There was a significant genetic component in a number of PCs, which were determined by many microbes. This was most likely due to two reasons. Firstly, plant traits that are expected to affect microbiome composition and activity, such as root exudates (Zhalnina et al. 2018) and root architecture (Saleem et al. 2018), are complex in nature and may be controlled by many genes. Specific root exudates would selectively attract those microbes that could directly or indirectly use the exudates metabolically (Huang et al. 2014). Root exudates and other root deposits secreted by host plants influence rhizosphere composition (Moe 2013). Not all root exudates are directly involved in plant nutrition and growth. Some of them act as signaling molecules to mediate interactions in root communities (Olanrewaju et al. 2019). Secondly, many microbes may share similar environmental requirement for their development.

Although much progress in manipulating crop microbiomes has been made recently, further research is still needed to implement holobiont-level breeding effectively. Present results suggested that exploiting rhizosphere microbiome for sustainable agriculture via breeding could be difficult. This can be summarized in one phrase: a one-to-many relationship. One selection criterion may select for or against many microbes (e.g., those contributing significantly to specific microbiome features as captured by PCs). These affected microbes may include beneficial and pathogenic microbes, as demonstrated by the present study. Moreover, many microbes that may be co-selected but with unknown identities and functions. Therefore, in the short term, soil amendment with specific microbial consortia may be the way forward to improve soil conditions and support intensive agriculture. It should be noted that understanding how plant genetic variation interacts with such potential augmentative biological agents will still be an important concern. This is similar to augmented application of biocontrol microbes to manage pathogens or inundative release of predator to control pests. To improve the persistence of these introduced beneficial microbes, research is needed to understand their ecological requirement and how they interact with resident phytobiome.
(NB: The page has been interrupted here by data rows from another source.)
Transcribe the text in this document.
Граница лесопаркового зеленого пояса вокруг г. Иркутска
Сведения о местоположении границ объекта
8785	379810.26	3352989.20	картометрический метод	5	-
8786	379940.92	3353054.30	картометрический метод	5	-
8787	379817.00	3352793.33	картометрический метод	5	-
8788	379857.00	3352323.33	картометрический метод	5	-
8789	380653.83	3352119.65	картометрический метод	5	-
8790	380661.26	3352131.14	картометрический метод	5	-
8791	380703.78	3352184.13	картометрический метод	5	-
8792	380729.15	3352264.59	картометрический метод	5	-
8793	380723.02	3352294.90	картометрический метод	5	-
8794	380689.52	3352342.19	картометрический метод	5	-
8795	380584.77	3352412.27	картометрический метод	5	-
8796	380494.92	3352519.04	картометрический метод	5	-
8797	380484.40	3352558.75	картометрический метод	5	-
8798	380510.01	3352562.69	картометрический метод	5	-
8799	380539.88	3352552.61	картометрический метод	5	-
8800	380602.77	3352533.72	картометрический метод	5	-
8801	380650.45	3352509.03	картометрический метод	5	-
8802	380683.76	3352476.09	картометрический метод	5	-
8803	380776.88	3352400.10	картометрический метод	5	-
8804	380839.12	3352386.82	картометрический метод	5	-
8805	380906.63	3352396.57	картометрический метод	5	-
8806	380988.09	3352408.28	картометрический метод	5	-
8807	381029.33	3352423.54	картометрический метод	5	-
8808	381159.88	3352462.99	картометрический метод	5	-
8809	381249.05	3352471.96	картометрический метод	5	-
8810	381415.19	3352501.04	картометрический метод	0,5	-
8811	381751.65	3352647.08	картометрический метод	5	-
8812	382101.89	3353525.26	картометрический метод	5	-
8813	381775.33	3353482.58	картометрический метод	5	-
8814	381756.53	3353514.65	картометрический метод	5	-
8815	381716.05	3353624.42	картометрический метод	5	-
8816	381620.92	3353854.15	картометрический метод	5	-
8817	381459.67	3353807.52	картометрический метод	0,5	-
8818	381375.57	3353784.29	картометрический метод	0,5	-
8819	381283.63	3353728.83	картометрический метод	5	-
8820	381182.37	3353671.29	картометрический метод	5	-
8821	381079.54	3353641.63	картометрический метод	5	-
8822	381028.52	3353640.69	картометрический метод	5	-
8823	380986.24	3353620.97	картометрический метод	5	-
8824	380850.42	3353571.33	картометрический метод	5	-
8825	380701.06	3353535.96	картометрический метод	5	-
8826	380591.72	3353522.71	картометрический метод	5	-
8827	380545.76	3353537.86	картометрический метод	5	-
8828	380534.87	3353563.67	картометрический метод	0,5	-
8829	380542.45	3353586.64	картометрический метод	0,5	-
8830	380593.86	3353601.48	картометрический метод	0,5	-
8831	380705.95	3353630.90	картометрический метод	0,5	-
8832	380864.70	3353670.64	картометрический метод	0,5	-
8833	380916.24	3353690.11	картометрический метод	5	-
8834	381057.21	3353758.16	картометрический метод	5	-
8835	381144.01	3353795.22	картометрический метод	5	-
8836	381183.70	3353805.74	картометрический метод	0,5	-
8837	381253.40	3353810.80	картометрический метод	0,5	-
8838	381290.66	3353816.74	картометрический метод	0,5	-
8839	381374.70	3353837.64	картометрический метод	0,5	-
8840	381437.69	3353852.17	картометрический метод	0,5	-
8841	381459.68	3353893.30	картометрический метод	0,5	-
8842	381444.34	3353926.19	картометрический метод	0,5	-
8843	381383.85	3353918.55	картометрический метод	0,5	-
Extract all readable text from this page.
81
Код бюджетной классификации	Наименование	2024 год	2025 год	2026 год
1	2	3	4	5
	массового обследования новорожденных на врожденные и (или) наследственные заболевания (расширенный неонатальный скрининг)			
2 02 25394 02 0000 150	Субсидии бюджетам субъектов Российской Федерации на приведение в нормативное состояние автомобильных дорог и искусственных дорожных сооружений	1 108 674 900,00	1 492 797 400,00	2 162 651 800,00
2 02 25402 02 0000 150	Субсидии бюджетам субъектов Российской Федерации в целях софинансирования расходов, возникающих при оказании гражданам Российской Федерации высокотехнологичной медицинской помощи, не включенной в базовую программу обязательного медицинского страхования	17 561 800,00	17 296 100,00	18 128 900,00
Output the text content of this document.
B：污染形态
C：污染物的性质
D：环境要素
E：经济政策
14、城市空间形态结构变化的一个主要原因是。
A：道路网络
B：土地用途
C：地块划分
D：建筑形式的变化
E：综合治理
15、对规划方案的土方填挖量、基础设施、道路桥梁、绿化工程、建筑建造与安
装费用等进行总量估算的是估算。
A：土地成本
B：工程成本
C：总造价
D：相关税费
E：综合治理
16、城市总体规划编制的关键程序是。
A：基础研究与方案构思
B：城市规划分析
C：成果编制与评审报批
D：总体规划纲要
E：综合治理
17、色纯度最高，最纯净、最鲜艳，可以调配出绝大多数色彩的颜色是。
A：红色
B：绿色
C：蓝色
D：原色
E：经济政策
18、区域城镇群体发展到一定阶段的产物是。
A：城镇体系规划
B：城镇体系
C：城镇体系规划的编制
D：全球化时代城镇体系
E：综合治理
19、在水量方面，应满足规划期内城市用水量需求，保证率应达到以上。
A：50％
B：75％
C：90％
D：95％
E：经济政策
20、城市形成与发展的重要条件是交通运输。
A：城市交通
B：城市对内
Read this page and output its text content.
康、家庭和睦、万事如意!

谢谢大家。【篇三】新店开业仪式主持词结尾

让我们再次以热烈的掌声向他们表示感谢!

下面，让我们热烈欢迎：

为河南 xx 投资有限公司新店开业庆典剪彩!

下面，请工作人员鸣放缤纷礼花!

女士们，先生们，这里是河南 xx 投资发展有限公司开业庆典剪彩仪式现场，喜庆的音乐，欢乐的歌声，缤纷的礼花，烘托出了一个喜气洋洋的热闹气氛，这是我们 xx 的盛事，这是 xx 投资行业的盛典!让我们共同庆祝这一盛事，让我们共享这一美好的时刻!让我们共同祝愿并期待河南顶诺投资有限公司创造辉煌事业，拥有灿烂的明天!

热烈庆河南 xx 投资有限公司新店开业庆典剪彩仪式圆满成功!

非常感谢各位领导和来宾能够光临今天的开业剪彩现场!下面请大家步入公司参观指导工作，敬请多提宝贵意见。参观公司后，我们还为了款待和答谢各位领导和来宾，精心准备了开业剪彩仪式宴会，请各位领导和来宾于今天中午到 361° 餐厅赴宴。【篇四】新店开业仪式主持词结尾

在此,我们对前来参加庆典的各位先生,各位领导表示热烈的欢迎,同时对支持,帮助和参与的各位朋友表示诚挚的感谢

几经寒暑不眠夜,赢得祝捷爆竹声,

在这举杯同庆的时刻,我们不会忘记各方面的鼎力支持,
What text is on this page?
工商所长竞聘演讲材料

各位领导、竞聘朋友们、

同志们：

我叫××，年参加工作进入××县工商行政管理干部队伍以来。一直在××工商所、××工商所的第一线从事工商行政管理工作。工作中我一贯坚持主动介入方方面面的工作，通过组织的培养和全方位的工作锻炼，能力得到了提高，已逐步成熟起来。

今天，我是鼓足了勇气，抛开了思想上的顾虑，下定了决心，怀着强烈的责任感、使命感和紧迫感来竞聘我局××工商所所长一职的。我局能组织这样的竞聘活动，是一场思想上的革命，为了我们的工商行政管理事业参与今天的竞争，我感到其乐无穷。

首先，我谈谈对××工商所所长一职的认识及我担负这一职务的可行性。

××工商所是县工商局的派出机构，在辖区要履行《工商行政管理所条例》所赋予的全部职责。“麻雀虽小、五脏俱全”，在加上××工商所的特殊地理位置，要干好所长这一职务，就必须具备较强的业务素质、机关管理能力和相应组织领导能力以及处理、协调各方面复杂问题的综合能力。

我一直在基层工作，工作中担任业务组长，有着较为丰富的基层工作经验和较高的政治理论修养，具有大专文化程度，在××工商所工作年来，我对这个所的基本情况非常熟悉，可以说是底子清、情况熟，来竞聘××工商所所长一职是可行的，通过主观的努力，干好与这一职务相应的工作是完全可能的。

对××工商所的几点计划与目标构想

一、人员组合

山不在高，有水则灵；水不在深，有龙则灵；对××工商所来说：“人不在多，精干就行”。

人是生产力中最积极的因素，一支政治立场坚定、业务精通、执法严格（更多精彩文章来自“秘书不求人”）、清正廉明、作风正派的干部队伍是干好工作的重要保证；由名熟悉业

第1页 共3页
In this work, we characterized the rhizosphere composition of cotton F2 offspring plants of two crosses and demonstrated that specific rhizosphere components are likely to be genetically controlled by plants when the rhizosphere microbiome was characterized as PCs or individual top microbial groups were considered. More encouragingly, there are common microbiome components (i.e., PCs) and specific microbial groups with a significant genetic component between the two crosses.